The March 5 meeting between OPEC nations and Russia in Vienna ground to a halt when Moscow refused to accept production cuts aimed at putting a floor under falling prices hit by COVID-19. Ridyah responded by slashing its selling price and announcing plans to massively increase the kingdom’s output.

The standoff has driven oil prices below the breakeven points for a number of producers around the world, including most in Canada. The result has been near-daily announcements from the country’s oil patch detailing cuts to spending and shareholder payouts.

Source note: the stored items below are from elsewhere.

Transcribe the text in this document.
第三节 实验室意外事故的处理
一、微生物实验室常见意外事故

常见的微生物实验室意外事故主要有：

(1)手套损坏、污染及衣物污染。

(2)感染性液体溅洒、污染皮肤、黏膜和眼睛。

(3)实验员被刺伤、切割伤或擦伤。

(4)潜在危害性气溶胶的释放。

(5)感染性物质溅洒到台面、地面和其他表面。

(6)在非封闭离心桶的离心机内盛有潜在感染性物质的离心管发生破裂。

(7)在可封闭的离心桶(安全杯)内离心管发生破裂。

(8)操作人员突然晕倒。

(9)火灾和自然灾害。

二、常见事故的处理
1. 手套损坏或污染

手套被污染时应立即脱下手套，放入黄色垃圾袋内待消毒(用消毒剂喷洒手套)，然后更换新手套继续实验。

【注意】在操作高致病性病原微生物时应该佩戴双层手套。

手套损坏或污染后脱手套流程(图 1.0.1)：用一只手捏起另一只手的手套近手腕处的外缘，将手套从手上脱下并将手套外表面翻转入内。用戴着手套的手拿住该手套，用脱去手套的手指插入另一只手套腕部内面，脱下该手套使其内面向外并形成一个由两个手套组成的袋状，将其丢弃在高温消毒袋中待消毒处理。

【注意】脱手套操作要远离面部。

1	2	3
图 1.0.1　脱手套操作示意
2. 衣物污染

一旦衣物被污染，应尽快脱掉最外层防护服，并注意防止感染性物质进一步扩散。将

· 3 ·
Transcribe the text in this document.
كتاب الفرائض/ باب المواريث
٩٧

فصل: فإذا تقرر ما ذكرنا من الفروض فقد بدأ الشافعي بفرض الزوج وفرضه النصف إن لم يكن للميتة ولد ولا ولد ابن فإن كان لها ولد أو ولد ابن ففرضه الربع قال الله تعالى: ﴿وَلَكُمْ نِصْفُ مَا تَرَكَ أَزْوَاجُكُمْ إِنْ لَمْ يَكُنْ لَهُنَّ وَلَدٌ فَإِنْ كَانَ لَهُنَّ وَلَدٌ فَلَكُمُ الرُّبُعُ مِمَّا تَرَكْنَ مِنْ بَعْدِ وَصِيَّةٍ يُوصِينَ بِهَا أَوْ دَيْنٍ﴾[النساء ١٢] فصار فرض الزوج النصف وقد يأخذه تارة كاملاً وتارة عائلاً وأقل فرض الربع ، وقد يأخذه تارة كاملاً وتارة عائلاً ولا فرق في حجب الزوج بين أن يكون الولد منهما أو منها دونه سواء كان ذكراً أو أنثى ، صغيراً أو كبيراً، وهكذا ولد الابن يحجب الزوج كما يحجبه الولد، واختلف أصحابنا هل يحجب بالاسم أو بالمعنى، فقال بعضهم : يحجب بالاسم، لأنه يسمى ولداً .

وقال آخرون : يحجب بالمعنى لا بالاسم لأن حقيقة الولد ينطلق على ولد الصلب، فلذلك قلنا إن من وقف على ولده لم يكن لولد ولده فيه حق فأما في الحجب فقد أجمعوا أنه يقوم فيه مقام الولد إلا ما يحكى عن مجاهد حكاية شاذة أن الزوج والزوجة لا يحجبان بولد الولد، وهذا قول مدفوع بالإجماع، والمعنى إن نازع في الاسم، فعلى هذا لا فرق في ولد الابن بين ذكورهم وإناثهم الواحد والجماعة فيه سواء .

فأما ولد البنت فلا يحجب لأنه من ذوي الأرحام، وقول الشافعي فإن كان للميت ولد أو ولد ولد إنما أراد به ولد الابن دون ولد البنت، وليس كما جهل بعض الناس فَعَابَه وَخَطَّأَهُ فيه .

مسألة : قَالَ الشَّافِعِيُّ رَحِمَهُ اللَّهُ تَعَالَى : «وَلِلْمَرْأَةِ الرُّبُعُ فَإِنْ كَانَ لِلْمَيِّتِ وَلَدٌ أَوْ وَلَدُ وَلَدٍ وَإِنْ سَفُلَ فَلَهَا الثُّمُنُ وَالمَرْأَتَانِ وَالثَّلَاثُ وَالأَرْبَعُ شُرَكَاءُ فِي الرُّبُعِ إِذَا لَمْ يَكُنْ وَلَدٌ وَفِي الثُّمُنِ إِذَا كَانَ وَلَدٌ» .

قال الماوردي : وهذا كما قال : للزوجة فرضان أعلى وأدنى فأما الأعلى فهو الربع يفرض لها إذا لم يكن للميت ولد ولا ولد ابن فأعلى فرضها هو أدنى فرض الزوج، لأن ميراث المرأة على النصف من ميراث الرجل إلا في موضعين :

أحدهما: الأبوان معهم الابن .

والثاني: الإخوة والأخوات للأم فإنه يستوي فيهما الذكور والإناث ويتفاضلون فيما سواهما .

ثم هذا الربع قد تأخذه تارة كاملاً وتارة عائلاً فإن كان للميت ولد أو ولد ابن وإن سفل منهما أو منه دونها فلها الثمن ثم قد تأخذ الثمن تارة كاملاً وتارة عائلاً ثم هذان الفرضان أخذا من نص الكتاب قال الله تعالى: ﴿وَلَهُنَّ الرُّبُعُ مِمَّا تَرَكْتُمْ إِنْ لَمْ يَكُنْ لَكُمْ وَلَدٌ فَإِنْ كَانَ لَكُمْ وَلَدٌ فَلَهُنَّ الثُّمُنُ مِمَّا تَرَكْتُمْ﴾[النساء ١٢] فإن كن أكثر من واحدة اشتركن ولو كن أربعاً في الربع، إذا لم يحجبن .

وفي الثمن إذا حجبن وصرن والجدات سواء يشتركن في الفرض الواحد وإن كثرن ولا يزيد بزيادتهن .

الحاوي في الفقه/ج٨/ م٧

Price Street managing director and market economist Rory Johnston said Saudi Arabia’s plan to drop selling prices for April deliveries and increase its production from 9.7 million barrels per day to 12.3 million marks a shift away from prioritizing stability over market share gains. However, he said it is important to note that it was Russia that scuttled the OPEC+ negotiations.

“[It’s] a move that fits more nicely within its longer-term strategy of geopolitical disruption,” he said of the Kremlin’s leadership.

Johnston said while a price war amid the COVID-19 outbreak exacerbates an already volatile oil market, the opportunity for Russia and Saudi Arabia to squeeze out rivals with a supply shock “might have proved too tempting to ignore.”

Asked how this current downturn differs from others that Canadian producers weathered in recent years, McMillan said this one will be particularly challenging because the energy sector has yet to fully find its footing after the last price route.

“We are in the middle of the response to the price shock right now, but it is going to take time to work itself out,” he said. “We're normally well-positioned to deal with it. That's part of being in a commodity business. But his one is coming with a health crisis that's lowering expected consumption for the first time in a decade.”